A Random Walk


The Library: The next time you head over to the library, wander through the stacks and think about what constitutes the fundamental building blocks of the library. Your first reaction might be to say that books are the fundamental building blocks---row after row, shelf after shelf, of bound volumes. But a library is not just a collection of books; the volumes are arranged with an order to them. You could describe the set of rules that dictates how books are arranged in libraries--the Dewey decimal system, or the Library of Congress classification scheme, for example. Thus a complete description library at this most superficial level includes two things:books as fundamental building blocks, and rules about how the books are organized.

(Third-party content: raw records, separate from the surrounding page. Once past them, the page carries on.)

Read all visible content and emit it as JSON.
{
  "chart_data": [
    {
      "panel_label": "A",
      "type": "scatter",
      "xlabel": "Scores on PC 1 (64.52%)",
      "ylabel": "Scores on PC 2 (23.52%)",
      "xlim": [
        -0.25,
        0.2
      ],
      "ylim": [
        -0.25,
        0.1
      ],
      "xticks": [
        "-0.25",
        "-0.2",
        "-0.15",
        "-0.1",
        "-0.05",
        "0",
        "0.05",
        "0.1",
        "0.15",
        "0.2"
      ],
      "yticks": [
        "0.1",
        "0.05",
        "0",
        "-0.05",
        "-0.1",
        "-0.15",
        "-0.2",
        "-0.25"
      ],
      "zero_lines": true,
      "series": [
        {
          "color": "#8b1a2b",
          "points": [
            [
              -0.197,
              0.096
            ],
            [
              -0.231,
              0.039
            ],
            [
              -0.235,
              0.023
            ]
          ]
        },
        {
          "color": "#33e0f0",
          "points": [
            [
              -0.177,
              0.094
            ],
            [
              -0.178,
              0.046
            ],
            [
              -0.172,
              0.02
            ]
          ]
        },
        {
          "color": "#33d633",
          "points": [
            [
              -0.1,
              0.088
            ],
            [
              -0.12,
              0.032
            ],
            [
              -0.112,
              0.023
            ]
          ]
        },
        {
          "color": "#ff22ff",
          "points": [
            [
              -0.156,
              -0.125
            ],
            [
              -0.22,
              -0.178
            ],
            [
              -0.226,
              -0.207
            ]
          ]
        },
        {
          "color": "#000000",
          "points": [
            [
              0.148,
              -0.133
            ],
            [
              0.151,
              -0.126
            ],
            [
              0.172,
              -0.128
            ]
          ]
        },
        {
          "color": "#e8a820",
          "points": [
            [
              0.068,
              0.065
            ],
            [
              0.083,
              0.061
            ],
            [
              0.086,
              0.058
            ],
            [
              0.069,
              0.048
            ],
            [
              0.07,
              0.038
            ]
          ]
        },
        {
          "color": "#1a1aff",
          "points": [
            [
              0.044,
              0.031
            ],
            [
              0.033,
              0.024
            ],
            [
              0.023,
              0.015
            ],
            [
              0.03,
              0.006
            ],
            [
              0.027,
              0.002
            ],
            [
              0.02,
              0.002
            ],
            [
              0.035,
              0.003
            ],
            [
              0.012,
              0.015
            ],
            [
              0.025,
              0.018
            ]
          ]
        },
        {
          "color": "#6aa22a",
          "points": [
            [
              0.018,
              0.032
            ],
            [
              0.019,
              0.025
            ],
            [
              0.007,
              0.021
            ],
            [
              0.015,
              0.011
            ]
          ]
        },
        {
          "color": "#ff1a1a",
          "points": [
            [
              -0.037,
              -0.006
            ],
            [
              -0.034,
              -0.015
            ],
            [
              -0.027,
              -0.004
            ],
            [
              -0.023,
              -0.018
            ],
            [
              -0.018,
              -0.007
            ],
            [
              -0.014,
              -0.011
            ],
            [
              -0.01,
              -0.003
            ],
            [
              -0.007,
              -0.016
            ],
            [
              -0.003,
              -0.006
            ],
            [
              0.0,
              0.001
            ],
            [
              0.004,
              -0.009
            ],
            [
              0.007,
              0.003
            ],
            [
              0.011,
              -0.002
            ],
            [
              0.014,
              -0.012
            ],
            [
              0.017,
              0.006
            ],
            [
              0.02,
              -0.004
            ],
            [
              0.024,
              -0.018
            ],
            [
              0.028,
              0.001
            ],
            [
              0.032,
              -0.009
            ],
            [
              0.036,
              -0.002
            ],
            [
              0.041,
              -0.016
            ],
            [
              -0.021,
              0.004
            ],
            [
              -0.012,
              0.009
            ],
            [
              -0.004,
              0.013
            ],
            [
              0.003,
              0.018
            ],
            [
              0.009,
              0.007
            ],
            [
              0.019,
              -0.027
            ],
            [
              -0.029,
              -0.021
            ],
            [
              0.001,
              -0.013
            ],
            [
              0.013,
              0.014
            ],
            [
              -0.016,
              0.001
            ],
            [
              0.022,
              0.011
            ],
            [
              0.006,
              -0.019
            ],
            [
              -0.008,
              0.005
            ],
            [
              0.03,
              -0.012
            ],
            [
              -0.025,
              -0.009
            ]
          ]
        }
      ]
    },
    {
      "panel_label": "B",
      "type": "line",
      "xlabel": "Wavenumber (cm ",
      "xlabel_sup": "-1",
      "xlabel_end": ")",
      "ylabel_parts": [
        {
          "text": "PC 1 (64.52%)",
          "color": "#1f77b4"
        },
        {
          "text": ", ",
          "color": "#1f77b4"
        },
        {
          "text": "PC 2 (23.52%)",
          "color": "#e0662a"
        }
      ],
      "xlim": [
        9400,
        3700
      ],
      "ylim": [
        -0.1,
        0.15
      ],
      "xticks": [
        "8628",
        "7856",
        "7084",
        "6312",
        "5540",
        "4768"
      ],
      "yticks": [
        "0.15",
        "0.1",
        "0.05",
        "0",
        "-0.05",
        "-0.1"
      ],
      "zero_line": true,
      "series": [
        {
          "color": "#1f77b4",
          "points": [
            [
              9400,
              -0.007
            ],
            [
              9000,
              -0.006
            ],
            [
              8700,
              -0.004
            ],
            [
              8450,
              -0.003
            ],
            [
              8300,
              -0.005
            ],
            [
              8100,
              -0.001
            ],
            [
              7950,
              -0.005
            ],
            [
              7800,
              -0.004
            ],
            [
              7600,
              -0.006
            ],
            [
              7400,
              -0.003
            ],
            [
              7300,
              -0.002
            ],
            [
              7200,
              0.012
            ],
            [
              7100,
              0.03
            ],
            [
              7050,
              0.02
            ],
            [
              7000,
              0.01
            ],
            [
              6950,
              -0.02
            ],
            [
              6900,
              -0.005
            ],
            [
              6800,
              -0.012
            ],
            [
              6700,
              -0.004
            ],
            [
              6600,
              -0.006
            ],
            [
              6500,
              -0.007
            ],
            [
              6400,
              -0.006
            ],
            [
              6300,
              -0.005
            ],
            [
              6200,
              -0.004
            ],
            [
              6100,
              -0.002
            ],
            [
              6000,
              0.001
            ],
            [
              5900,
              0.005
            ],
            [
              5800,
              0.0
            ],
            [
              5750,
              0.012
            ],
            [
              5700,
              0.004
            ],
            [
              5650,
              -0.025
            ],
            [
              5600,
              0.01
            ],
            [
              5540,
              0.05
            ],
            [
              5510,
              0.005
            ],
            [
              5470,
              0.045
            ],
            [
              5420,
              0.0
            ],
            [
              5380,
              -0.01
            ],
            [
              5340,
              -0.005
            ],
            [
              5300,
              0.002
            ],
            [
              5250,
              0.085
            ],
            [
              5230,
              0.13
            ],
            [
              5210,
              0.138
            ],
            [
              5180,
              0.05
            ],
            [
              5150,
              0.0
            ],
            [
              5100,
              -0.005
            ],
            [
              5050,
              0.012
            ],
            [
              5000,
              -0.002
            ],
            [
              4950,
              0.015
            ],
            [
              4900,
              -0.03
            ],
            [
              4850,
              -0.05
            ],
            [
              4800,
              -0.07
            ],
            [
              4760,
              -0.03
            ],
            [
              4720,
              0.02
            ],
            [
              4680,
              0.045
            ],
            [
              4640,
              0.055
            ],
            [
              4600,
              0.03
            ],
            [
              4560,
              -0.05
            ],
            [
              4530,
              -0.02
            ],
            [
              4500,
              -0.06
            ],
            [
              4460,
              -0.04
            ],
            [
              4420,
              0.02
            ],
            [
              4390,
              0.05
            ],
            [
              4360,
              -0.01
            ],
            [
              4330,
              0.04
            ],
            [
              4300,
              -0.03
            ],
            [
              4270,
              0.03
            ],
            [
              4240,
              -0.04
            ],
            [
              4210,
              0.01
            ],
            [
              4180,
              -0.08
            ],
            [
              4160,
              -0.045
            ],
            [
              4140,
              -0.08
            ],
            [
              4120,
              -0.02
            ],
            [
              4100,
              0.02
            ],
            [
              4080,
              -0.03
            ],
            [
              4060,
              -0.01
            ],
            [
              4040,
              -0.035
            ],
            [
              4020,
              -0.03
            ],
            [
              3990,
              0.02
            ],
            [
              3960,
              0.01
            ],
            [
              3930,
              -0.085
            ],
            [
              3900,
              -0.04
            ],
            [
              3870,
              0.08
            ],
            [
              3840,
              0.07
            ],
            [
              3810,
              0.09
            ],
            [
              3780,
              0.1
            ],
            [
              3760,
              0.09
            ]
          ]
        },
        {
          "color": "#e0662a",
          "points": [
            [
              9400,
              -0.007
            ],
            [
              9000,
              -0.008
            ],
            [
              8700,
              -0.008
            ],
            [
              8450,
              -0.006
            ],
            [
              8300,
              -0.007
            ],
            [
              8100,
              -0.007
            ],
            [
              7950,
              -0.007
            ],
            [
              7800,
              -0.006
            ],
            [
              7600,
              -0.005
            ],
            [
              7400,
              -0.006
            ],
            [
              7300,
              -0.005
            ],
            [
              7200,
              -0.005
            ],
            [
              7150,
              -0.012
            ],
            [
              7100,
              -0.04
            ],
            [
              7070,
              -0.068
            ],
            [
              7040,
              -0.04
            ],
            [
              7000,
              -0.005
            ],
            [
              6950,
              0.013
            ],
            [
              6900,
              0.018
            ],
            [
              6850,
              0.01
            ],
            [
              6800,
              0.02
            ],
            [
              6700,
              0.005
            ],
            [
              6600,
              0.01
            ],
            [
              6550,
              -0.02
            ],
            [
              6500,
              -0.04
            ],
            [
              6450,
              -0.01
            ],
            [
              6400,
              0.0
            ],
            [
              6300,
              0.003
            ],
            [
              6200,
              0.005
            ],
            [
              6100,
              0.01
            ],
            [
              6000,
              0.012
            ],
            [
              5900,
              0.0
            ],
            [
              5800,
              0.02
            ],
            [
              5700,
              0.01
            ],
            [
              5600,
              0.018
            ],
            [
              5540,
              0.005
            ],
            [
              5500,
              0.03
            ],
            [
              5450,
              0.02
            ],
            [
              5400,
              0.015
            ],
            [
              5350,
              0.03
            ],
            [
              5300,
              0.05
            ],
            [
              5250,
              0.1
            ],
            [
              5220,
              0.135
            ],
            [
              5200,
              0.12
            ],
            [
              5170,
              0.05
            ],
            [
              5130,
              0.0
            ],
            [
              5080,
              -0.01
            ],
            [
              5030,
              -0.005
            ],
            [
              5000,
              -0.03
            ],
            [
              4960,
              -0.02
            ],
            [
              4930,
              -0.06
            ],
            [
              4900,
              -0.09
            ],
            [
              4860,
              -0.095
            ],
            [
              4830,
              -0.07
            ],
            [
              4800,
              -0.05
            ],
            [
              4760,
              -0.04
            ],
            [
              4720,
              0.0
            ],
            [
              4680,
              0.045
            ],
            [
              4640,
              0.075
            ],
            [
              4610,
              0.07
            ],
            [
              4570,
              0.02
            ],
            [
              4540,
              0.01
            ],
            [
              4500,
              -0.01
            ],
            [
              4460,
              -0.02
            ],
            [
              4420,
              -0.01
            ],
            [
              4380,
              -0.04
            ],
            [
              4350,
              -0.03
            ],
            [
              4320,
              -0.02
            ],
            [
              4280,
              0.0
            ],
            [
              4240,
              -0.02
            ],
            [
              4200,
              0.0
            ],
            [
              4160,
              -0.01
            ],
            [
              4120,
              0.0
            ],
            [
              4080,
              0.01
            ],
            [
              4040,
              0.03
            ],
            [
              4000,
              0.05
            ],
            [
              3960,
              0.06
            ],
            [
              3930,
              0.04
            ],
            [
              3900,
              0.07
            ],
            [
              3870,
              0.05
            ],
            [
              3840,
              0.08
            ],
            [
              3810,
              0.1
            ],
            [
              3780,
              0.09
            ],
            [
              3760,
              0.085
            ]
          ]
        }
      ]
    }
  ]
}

Inside a book, the various volumes are not as different from each other as they might seem at first. They are al made up of even more fundamental unit--the word. You can argue that the word is the fundamental building block of the library; and, as was the case for cataloged books, we required a set of rules called grammar, that tells us how to put the words together to make books. Words and grammar, then take you down to a more basic level in your probe of the library's reality. You probably would not be content very long with the notion of the word as the fundamental building block, because all of the thousands of words are different combinations of a small number of more fundamental things--letters. Only 26 letters (at least in the English alphabet) provide the building blocks for all the thousands of words on all the pages in all the books in the library. Furthermore, we need a set of rules (spelling) that tells us how to put the letters together into words. The discovery of letters and spelling would constitute perhaps the ultimate description of a library and its organization.

The library can be described in this way: We use spelling to tell us how to put the letters together into words. Then grammar tells us how to put words together into books. Finally, we use organizing rules to tell us how to put books together into a library, and this, as we shall see, is how scientists attempt to describe the entire physical universe.